Taster a notamment lancé la marque virtuelle Starsmash (smash burgers) en partenariat avec le youtubeur Maxime Chabroud (aka Amixem - 9,3 millions d’abonnés) ou Pepe Chicken avec l’autre créateur de contenus Charles Gilles-Compagnon (aka FastGoodCuisine - 7,4 millions d’abonnés). Pour resituer le phénomène à l'échelle de la Belgique, la livraison de repas s’ancre de plus en plus dans les habitudes des consommateurs : 43 % des ménages bruxellois commandent chaque mois, contre 26 % en Flandre et 24 % en Wallonie. Mais nos données ont déjà mis en lumière des disparités régionales frappantes. L’exemple le plus parlant ? Knokke affiche un panier moyen de 63,47 euros. Soit quatre fois plus élevé que celui observé à Bruxelles-Centre, qui plafonne à 15,80 euros.
Le restaurant « poupée-russe »
L’enquête publiée dans Le Soir souligne que les trois-quarts des enseignes virtuelles recensées sont établis dans les cuisines de restaurants physiques, avec pignon sur rue. Les propriétaires d’un restaurant existant peuvent décider de créer une « cuisine fantôme » pour atteindre de nouveaux clients à travers les plateformes de livraison. Ce qui leur permet d’augmenter leur chiffre d’affaires sans décupler leurs coûts opérationnels.
En plus d’offrir un rapport bénéfice/risque avantageux pour les restaurateurs, ces cuisines sont flexibles et adaptables à de nombreux marchés.
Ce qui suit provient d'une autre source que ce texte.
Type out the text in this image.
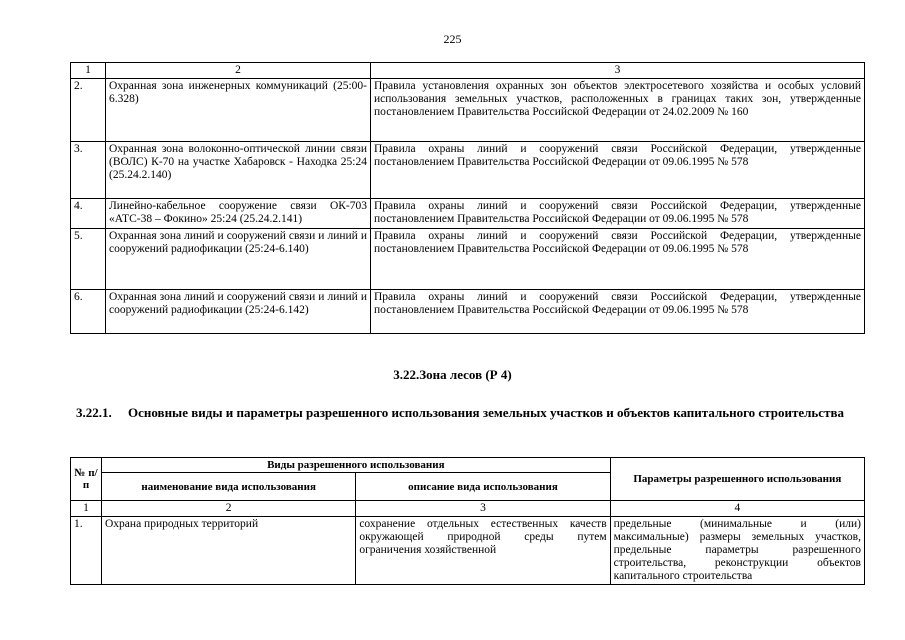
225
1	2	3
2.	Охранная зона инженерных коммуникаций (25:00-6.328)	Правила установления охранных зон объектов электросетевого хозяйства и особых условий использования земельных участков, расположенных в границах таких зон, утвержденные постановлением Правительства Российской Федерации от 24.02.2009 № 160
3.	Охранная зона волоконно-оптической линии связи (ВОЛС) К-70 на участке Хабаровск - Находка 25:24 (25.24.2.140)	Правила охраны линий и сооружений связи Российской Федерации, утвержденные постановлением Правительства Российской Федерации от 09.06.1995 № 578
4.	Линейно-кабельное сооружение связи ОК-703 «АТС-38 – Фокино» 25:24 (25.24.2.141)	Правила охраны линий и сооружений связи Российской Федерации, утвержденные постановлением Правительства Российской Федерации от 09.06.1995 № 578
5.	Охранная зона линий и сооружений связи и линий и сооружений радиофикации (25:24-6.140)	Правила охраны линий и сооружений связи Российской Федерации, утвержденные постановлением Правительства Российской Федерации от 09.06.1995 № 578
6.	Охранная зона линий и сооружений связи и линий и сооружений радиофикации (25:24-6.142)	Правила охраны линий и сооружений связи Российской Федерации, утвержденные постановлением Правительства Российской Федерации от 09.06.1995 № 578
3.22.Зона лесов (Р 4)
3.22.1. Основные виды и параметры разрешенного использования земельных участков и объектов капитального строительства
№ п/п	Виды разрешенного использования		Параметры разрешенного использования
	наименование вида использования	описание вида использования	
1	2	3	4
1.	Охрана природных территорий	сохранение отдельных естественных качеств окружающей природной среды путем ограничения хозяйственной	предельные (минимальные и (или) максимальные) размеры земельных участков, предельные параметры разрешенного строительства, реконструкции объектов капитального строительства
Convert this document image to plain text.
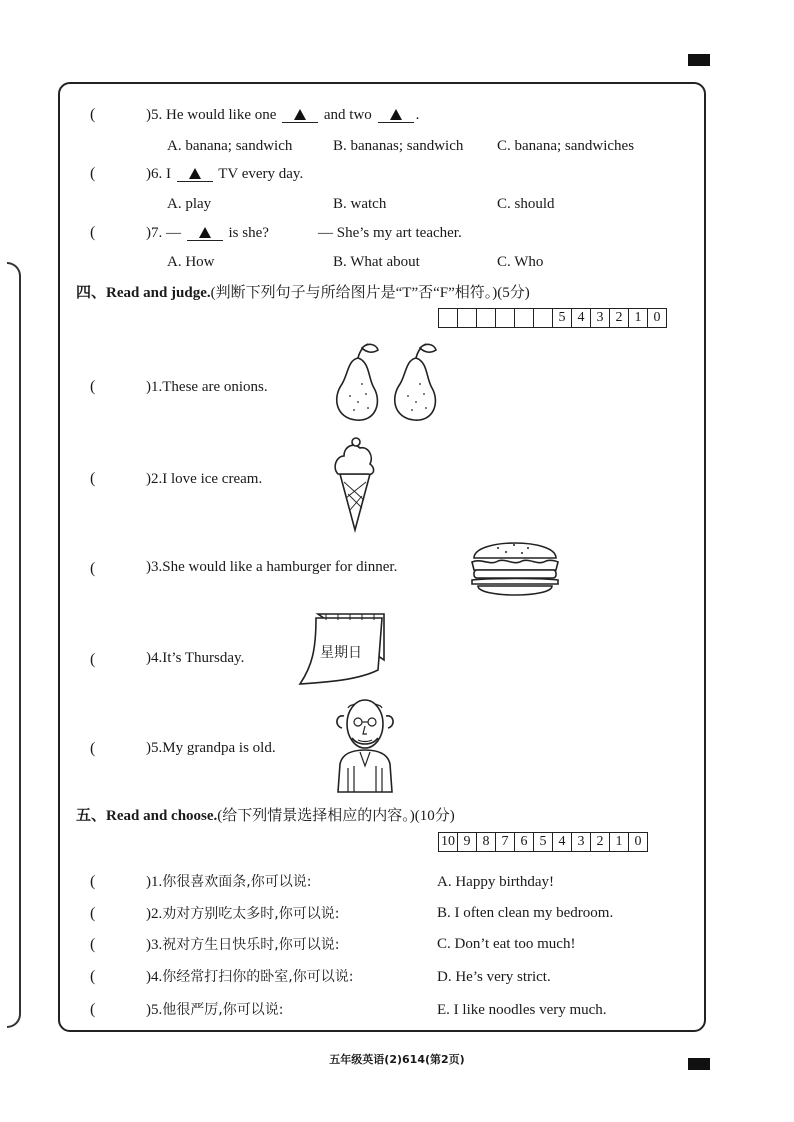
(	)5. He would like one	and two	.
A. banana; sandwich	B. bananas; sandwich C. banana; sandwiches
(	)6. I	TV every day.
A. play	B. watch	C. should
(	)7. —	is she?	— She’s my art teacher.
A. How	B. What about	C. Who
四、Read and judge.(判断下列句子与所给图片是“T”否“F”相符。)(5分)
						5	4	3	2	1	0
(	)1.These are onions.
(	)2.I love ice cream.
(	)3.She would like a hamburger for dinner.
(	)4.It’s Thursday.
(	)5.My grandpa is old.
星期日
五、Read and choose.(给下列情景选择相应的内容。)(10分)
10	9	8	7	6	5	4	3	2	1	0
(	)1.你很喜欢面条,你可以说:	A. Happy birthday!
(	)2.劝对方别吃太多时,你可以说:	B. I often clean my bedroom.
(	)3.祝对方生日快乐时,你可以说:	C. Don’t eat too much!
(	)4.你经常打扫你的卧室,你可以说:	D. He’s very strict.
(	)5.他很严厉,你可以说:	E. I like noodles very much.
五年级英语(2)614(第2页)
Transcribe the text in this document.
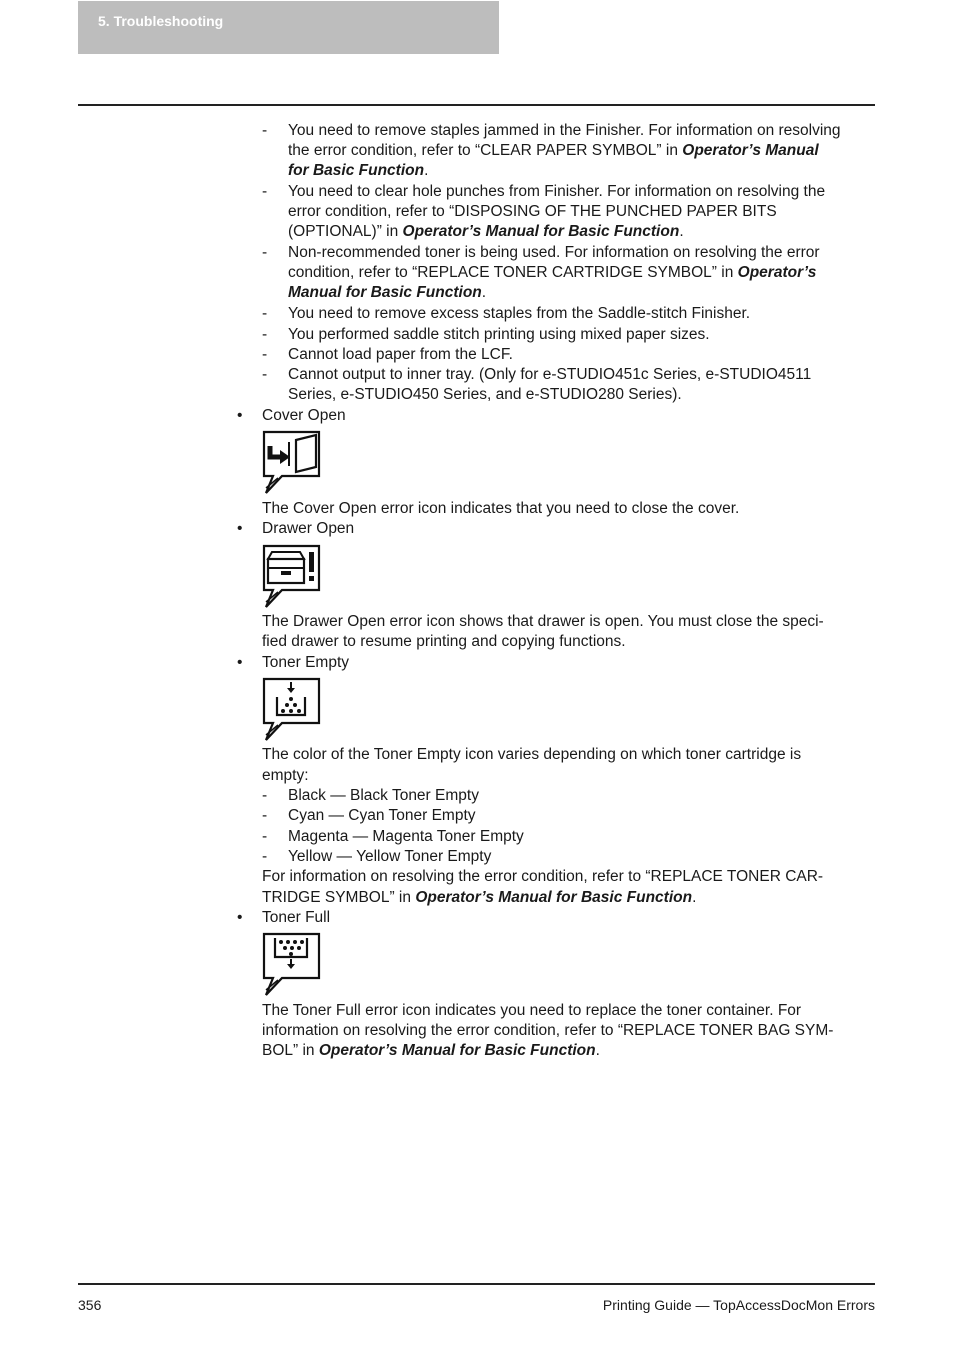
5. Troubleshooting
- You need to remove staples jammed in the Finisher. For information on resolving
the error condition, refer to “CLEAR PAPER SYMBOL” in Operator’s Manual
for Basic Function.
- You need to clear hole punches from Finisher. For information on resolving the
error condition, refer to “DISPOSING OF THE PUNCHED PAPER BITS
(OPTIONAL)” in Operator’s Manual for Basic Function.
- Non-recommended toner is being used. For information on resolving the error
condition, refer to “REPLACE TONER CARTRIDGE SYMBOL” in Operator’s
Manual for Basic Function.
- You need to remove excess staples from the Saddle-stitch Finisher.
- You performed saddle stitch printing using mixed paper sizes.
- Cannot load paper from the LCF.
- Cannot output to inner tray. (Only for e-STUDIO451c Series, e-STUDIO4511
Series, e-STUDIO450 Series, and e-STUDIO280 Series).
• Cover Open
The Cover Open error icon indicates that you need to close the cover.
• Drawer Open
The Drawer Open error icon shows that drawer is open. You must close the speci-
fied drawer to resume printing and copying functions.
• Toner Empty
The color of the Toner Empty icon varies depending on which toner cartridge is
empty:
- Black — Black Toner Empty
- Cyan — Cyan Toner Empty
- Magenta — Magenta Toner Empty
- Yellow — Yellow Toner Empty
For information on resolving the error condition, refer to “REPLACE TONER CAR-
TRIDGE SYMBOL” in Operator’s Manual for Basic Function.
• Toner Full
The Toner Full error icon indicates you need to replace the toner container. For
information on resolving the error condition, refer to “REPLACE TONER BAG SYM-
BOL” in Operator’s Manual for Basic Function.
356	Printing Guide — TopAccessDocMon Errors
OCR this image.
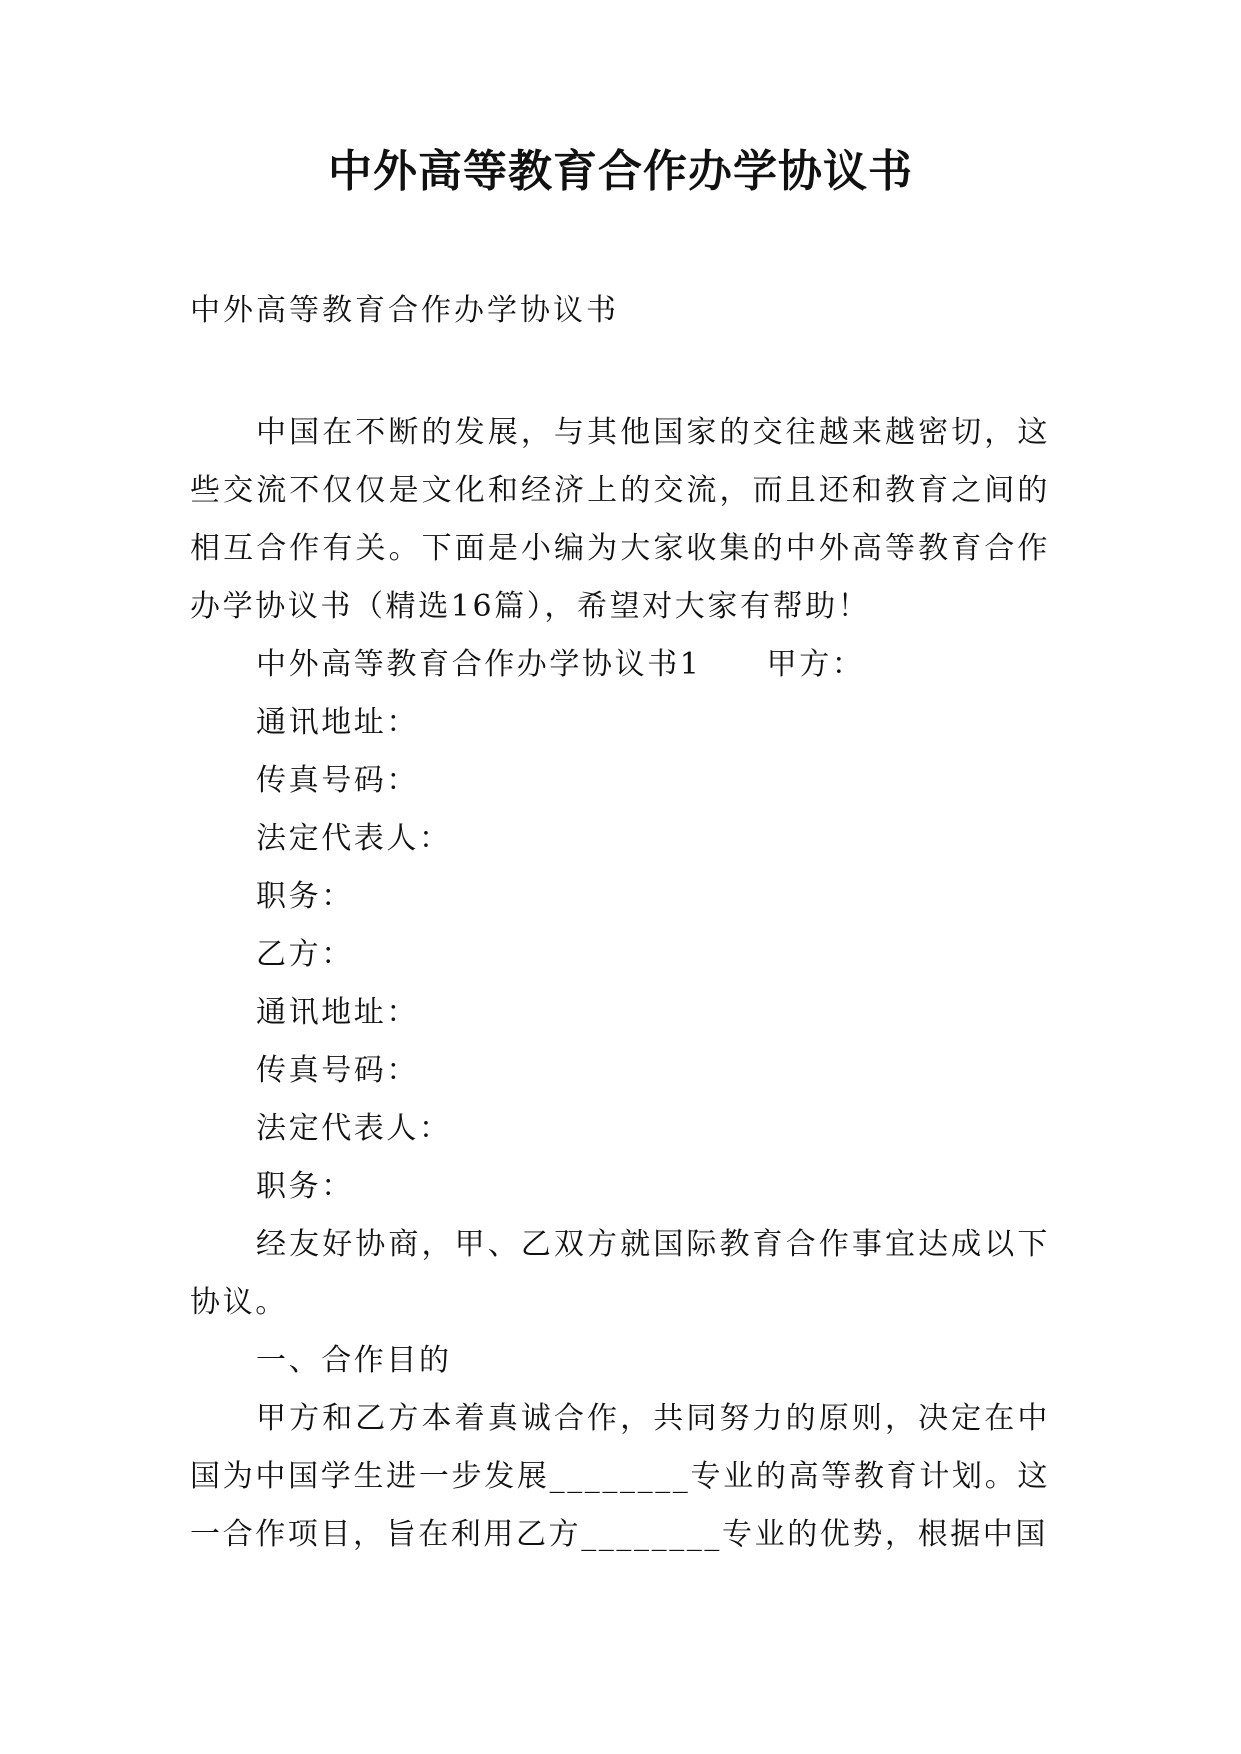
中外高等教育合作办学协议书

中外高等教育合作办学协议书

中国在不断的发展，与其他国家的交往越来越密切，这些交流不仅仅是文化和经济上的交流，而且还和教育之间的相互合作有关。下面是小编为大家收集的中外高等教育合作办学协议书（精选16篇），希望对大家有帮助！

中外高等教育合作办学协议书1　　甲方：

通讯地址：

传真号码：

法定代表人：

职务：

乙方：

通讯地址：

传真号码：

法定代表人：

职务：

经友好协商，甲、乙双方就国际教育合作事宜达成以下协议。

一、合作目的

甲方和乙方本着真诚合作，共同努力的原则，决定在中国为中国学生进一步发展________专业的高等教育计划。这一合作项目，旨在利用乙方________专业的优势，根据中国
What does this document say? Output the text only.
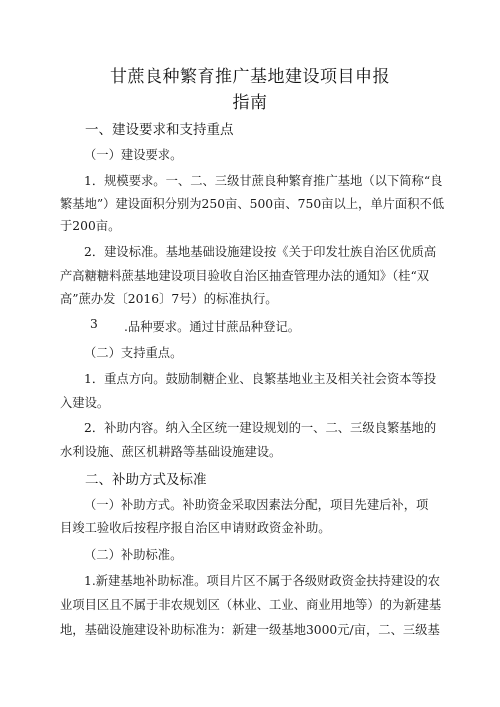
甘蔗良种繁育推广基地建设项目申报
指南
一、建设要求和支持重点
（一）建设要求。
1．规模要求。一、二、三级甘蔗良种繁育推广基地（以下简称“良
繁基地”）建设面积分别为250亩、500亩、750亩以上，单片面积不低
于200亩。
2．建设标准。基地基础设施建设按《关于印发壮族自治区优质高
产高糖糖料蔗基地建设项目验收自治区抽查管理办法的通知》（桂“双
高”蔗办发〔2016〕7号）的标准执行。
3 .品种要求。通过甘蔗品种登记。
（二）支持重点。
1．重点方向。鼓励制糖企业、良繁基地业主及相关社会资本等投
入建设。
2．补助内容。纳入全区统一建设规划的一、二、三级良繁基地的
水利设施、蔗区机耕路等基础设施建设。
二、补助方式及标准
（一）补助方式。补助资金采取因素法分配，项目先建后补，项
目竣工验收后按程序报自治区申请财政资金补助。
（二）补助标准。
1.新建基地补助标准。项目片区不属于各级财政资金扶持建设的农
业项目区且不属于非农规划区（林业、工业、商业用地等）的为新建基
地，基础设施建设补助标准为：新建一级基地3000元/亩，二、三级基
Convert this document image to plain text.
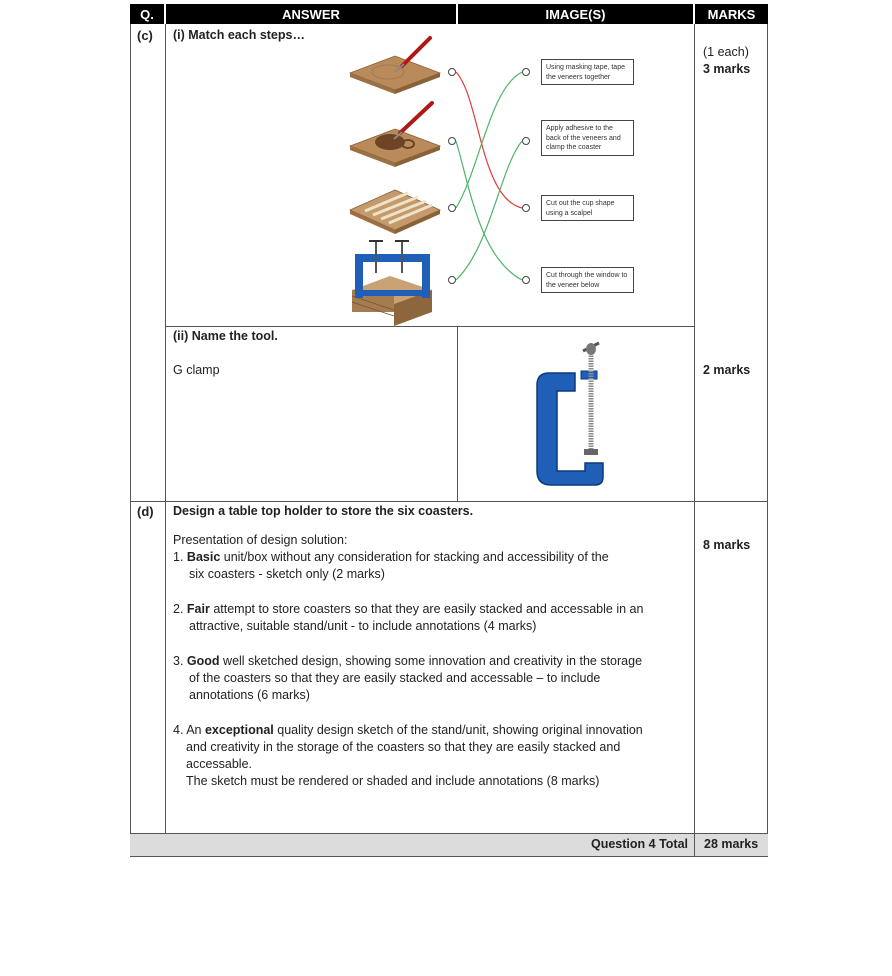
Q.	ANSWER	IMAGE(S)	MARKS
(c) (i) Match each steps…
(1 each)
3 marks
Using masking tape, tape the veneers together
Apply adhesive to the back of the veneers and clamp the coaster
Cut out the cup shape using a scalpel
Cut through the window to the veneer below
(ii) Name the tool.
G clamp	2 marks
(d) Design a table top holder to store the six coasters.
Presentation of design solution:	8 marks
1. Basic unit/box without any consideration for stacking and accessibility of the
six coasters - sketch only (2 marks)
2. Fair attempt to store coasters so that they are easily stacked and accessable in an
attractive, suitable stand/unit - to include annotations (4 marks)
3. Good well sketched design, showing some innovation and creativity in the storage
of the coasters so that they are easily stacked and accessable – to include
annotations (6 marks)
4. An exceptional quality design sketch of the stand/unit, showing original innovation
and creativity in the storage of the coasters so that they are easily stacked and
accessable.
The sketch must be rendered or shaded and include annotations (8 marks)
Question 4 Total 28 marks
De plus, le coût de démarrage d’un restaurant virtuel est nettement inférieur à celui d’un établissement traditionnel.
Un concept faussement simple
Toute médaille ayant son revers, il convient d’épingler les inconvénients de ce concept qu’on appelle aussi dark kitchen, à savoir notamment la dépendance aux plateformes de livraison et à leurs taux de commission rédhibitoires qui vont de 15 à 30 %, comme le faisait remarquer notre rapport industriel Unlock the future of Food Delivery in Belgium (2025).
« L'une des caractéristiques marquantes du marché belge de la livraison de repas est la forte hausse du prix total des commandes : un repas qui coûterait 20 € au restaurant peut atteindre 29 € lorsqu'il est livré, une fois pris en compte les frais de la plateforme et la marge du restaurant. Soit une majoration de 45 % pour un service qui offre souvent une expérience moins satisfaisante que le repas pris sur place », y alertait Amaury Marescaux, CEO de Gondola Foodservice, dans une dimension déterminante de sensibilité au prix des consommateurs.